In tal caso, il reddito perduto dalla vittima costituisce la base di calcolo per la quantificazione del danno da perdita della capacità lavorativa specifica, la quale, peraltro, deve tener conto anche della persistente – benché ridotta – capacità del danneggiato di procurarsi e mantenere, seppur con accresciute difficoltà, un’altra attività lavorativa retribuita.

Questo danno, in applicazione del principio dell’integralità del risarcimento sancito dall’art. 1223 cod. civ., deve essere pertanto liquidato moltiplicando il reddito perduto per un adeguato coefficiente di capitalizzazione, utilizzando quali termini di raffronto, da un lato, la retribuzione media dell’intera vita lavorativa della categoria di pertinenza, desunta da parametri di rilievo normativi o altrimenti stimata in via equitativa, e, dall’altro, coefficienti di capitalizzazione affidabili, in quanto aggiornati e scientificamente corretti, quali, ad esempio, quelli approvati con provvedimenti normativi per la capitalizzazione delle rendite previdenziali o assistenziali oppure quelli elaborati specificamente nella materia del danno aquiliano.

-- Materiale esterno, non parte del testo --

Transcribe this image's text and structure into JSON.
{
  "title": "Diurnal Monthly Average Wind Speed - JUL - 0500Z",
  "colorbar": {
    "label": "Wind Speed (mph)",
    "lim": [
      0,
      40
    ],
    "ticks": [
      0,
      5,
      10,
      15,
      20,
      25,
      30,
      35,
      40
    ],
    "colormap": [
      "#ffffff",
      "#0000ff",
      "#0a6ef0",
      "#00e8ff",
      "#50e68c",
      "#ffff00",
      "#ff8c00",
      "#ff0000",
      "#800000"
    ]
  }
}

L’applicazione di questi criteri – secondo i Giudici del Palazzaccio – non è esclusa nelle ipotesi in cui, pur mancando il presupposto della specifica attualità del rapporto di lavoro al momento dell’illecito, tuttavia lo stato di disoccupazione, oltre a non dipendere dalla volontà o dalla colpa del lavoratore, sia inoltre contingente e temporaneo, sussistendo la ragionevole certezza o addirittura la positiva dimostrazione che, se non vi fosse stato l’illecito, il danneggiato avrebbe ripreso lo svolgimento della medesima attività lavorativa o comunque di un’attività confacente alle sue attitudini, idonea a produrre lo stesso reddito.

Pertanto, la Suprema Corte di Cassazione dichiarava fondato i primi due motivi di ricorso.

 

Le massime di riferimento

In applicazione del principio dell’integralità del risarcimento sancito dall’art. 1223 c.c., la necessità che il danno da perdita della capacità lavorativa specifica sia liquidato ponendo a base del calcolo il reddito che la vittima avrebbe potuto conseguire proseguendo nell’attività lavorativa andata perduta a causa dell’illecito o dell’inadempimento (salva l’esigenza di tener conto anche della persistente – benché ridotta – capacità del danneggiato di procurarsi e mantenere un’altra attività lavorativa retribuita), sussiste non solo nell’ipotesi di cessazione di un rapporto lavorativo in atto al tempo dell’evento dannoso, ma anche nell’ipotesi in cui la vittima versi in stato di disoccupazione, ove si tratti di disoccupazione involontaria e incolpevole, nonché temporanea e contingente, sussistendo la ragionevole certezza o la positiva dimostrazione che il danneggiato, qualora fosse rimasto sano, avrebbe stipulato un nuovo rapporto di lavoro avente ad oggetto la medesima attività lavorativa o comunque una attività confacente al proprio profilo professionale.